Life and art blend together, one influencing the other, as Shakespeare wrote, "all the world's a stage, and all the men and women merely players." 

Shakespeare - All the World's a Stage monologue, from
As You Like It, Act 2 Scene 7

Goffman broke this life performance down into three main parts, called Impression Management:
  • Setting - the physical space and props used to reinforce a role
  • Appearance - the physical attributes of an actor, such as clothing, body type and presentation, and ethnicity
  • Manner - methods of interaction such as body language, hand gestures, and facial expressions
He also used the metaphor of theatre to categorize social exchanges into front stage, where an actor is seen and performs a role, and backstage, where planning takes place which is not seen by the audience.
Erving Goffman and the Performed Self

A really good actor can make us forget we are seeing a role, and have us believe the character they are playing is real. In the movie Scarface, Al Pacino plays a character named Tony Montana, a Cuban immigrant who rises from dishwasher to family man to drug kingpin.

Al Pacino - Scarface (1983)

Scarface Dishwasher Scene
(contains adult language)

  • How do the setting, appearance, and manner of an actor's role make us believe the character and situations are real or convincing?

Eating and working are both ordinary, mundane activities. In the next two examples, consider how the artists explore everyday life as performance.

Jorgen Leth - 66 Scenes from America (1982)
Andy Warhol Eating a Hamburger

The video above is a scene from a film in which the artist Andy Warhol eats a hamburger.
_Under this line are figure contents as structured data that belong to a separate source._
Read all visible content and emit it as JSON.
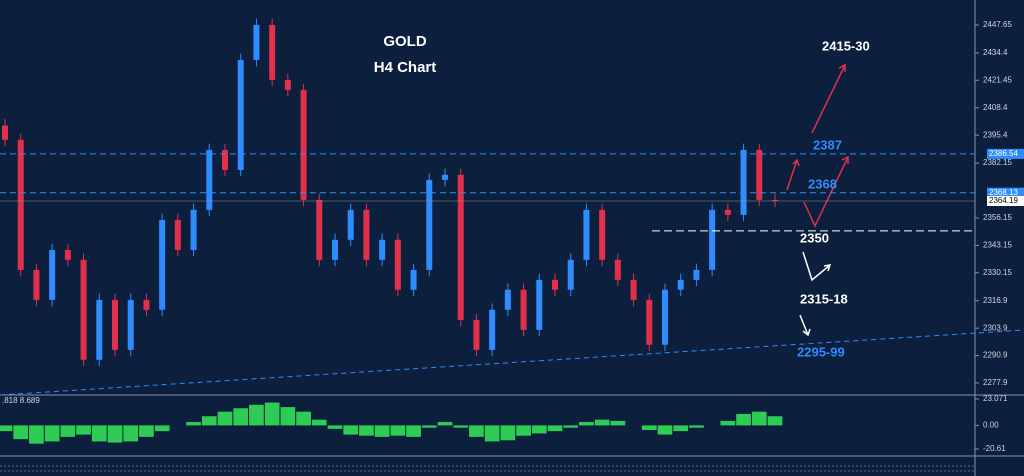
{
  "chart_data": {
    "type": "candlestick",
    "title": "GOLD",
    "subtitle": "H4 Chart",
    "open": [
      2400.0,
      2393.2,
      2331.5,
      2317.3,
      2341.0,
      2336.3,
      2288.9,
      2317.3,
      2293.6,
      2317.3,
      2312.6,
      2355.2,
      2341.0,
      2360.0,
      2388.4,
      2378.9,
      2431.1,
      2447.7,
      2421.6,
      2416.8,
      2364.7,
      2336.3,
      2345.8,
      2360.0,
      2336.3,
      2345.8,
      2322.1,
      2331.5,
      2374.2,
      2376.6,
      2307.8,
      2293.6,
      2312.6,
      2322.1,
      2303.1,
      2326.8,
      2322.1,
      2336.3,
      2360.0,
      2336.3,
      2326.8,
      2317.3,
      2296.0,
      2322.1,
      2326.8,
      2331.5,
      2360.0,
      2357.6,
      2388.4,
      2364.7
    ],
    "high": [
      2403.0,
      2396.2,
      2334.5,
      2344.0,
      2344.0,
      2339.3,
      2320.3,
      2320.3,
      2320.3,
      2320.3,
      2358.2,
      2358.2,
      2363.0,
      2391.4,
      2391.4,
      2434.1,
      2450.7,
      2450.7,
      2424.6,
      2419.8,
      2367.7,
      2348.8,
      2363.0,
      2363.0,
      2348.8,
      2348.8,
      2334.5,
      2377.2,
      2379.6,
      2379.6,
      2310.8,
      2315.6,
      2325.1,
      2325.1,
      2329.8,
      2329.8,
      2339.3,
      2363.0,
      2363.0,
      2339.3,
      2329.8,
      2320.3,
      2325.1,
      2329.8,
      2334.5,
      2363.0,
      2363.0,
      2391.4,
      2391.4,
      2367.7
    ],
    "low": [
      2390.2,
      2328.5,
      2314.3,
      2314.3,
      2333.3,
      2285.9,
      2285.9,
      2290.6,
      2290.6,
      2309.6,
      2309.6,
      2338.0,
      2338.0,
      2357.0,
      2375.9,
      2375.9,
      2428.1,
      2418.6,
      2413.8,
      2361.7,
      2333.3,
      2333.3,
      2342.8,
      2333.3,
      2333.3,
      2319.1,
      2319.1,
      2328.5,
      2371.2,
      2304.8,
      2290.6,
      2290.6,
      2309.6,
      2300.1,
      2300.1,
      2319.1,
      2319.1,
      2333.3,
      2333.3,
      2323.8,
      2314.3,
      2293.0,
      2293.0,
      2319.1,
      2323.8,
      2328.5,
      2354.6,
      2354.6,
      2361.7,
      2361.2
    ],
    "close": [
      2393.2,
      2331.5,
      2317.3,
      2341.0,
      2336.3,
      2288.9,
      2317.3,
      2293.6,
      2317.3,
      2312.6,
      2355.2,
      2341.0,
      2360.0,
      2388.4,
      2378.9,
      2431.1,
      2447.7,
      2421.6,
      2416.8,
      2364.7,
      2336.3,
      2345.8,
      2360.0,
      2336.3,
      2345.8,
      2322.1,
      2331.5,
      2374.2,
      2376.6,
      2307.8,
      2293.6,
      2312.6,
      2322.1,
      2303.1,
      2326.8,
      2322.1,
      2336.3,
      2360.0,
      2336.3,
      2326.8,
      2317.3,
      2296.0,
      2322.1,
      2326.8,
      2331.5,
      2360.0,
      2357.6,
      2388.4,
      2364.7,
      2364.19
    ],
    "up_color": "#2f8cff",
    "down_color": "#e0304a",
    "ylim": [
      2272.2,
      2459.5
    ],
    "yticks": [
      2447.65,
      2434.4,
      2421.45,
      2408.4,
      2395.4,
      2382.15,
      2356.15,
      2343.15,
      2330.15,
      2316.9,
      2303.9,
      2290.9,
      2277.9
    ],
    "price_markers": [
      2386.54,
      2368.13,
      2364.19
    ],
    "annotations": [
      "2415-30",
      "2387",
      "2368",
      "2350",
      "2315-18",
      "2295-99"
    ],
    "support_level": 2350,
    "oscillator": {
      "label": ".818 8.689",
      "color": "#2ecc55",
      "values": [
        -5,
        -12,
        -16,
        -14,
        -10,
        -8,
        -14,
        -15,
        -14,
        -10,
        -5,
        0,
        3,
        8,
        12,
        15,
        18,
        20,
        16,
        12,
        5,
        -3,
        -8,
        -9,
        -10,
        -9,
        -10,
        -2,
        3,
        -2,
        -10,
        -14,
        -13,
        -9,
        -7,
        -5,
        -2,
        3,
        5,
        4,
        0,
        -4,
        -8,
        -5,
        -2,
        0,
        4,
        10,
        12,
        8
      ],
      "ylim": [
        -25.85,
        25.7
      ],
      "yticks": [
        23.071,
        {
          "value": 0,
          "label": "0.00"
        },
        -20.61
      ]
    }
  }
}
Although it is presenting an everyday activity, the way in which he acts presents it as performance. He brings a self-awareness to presenting the act of eating.

Francis Alys - Sometimes Making Something Leads to Nothing (1997)

In this video, artist Francis Alys pushes a block of ice through the streets of Mexico City, until it completely melts. The setting (city streets), his appearance (that of a worker), and manner (acting as though working hard), all convince the viewer that his actions are that of an everyday worker, even though his real task is that of a conceptual performance artist.

  • In considering both of these everyday performances how do the locations, clothing, and gestures of the artists affect your perception of the event? Do they seem believable as real life, or artificial?

Performance is a term that can be applied to actions within both the fine arts and everyday life. Terms such as dramaturgy (life performance) and performativity (performance of identity) give us a deeper understanding of how performance operates in art and culture. Throughout this course, we will continue to investigate how performance is expressed in the fine arts.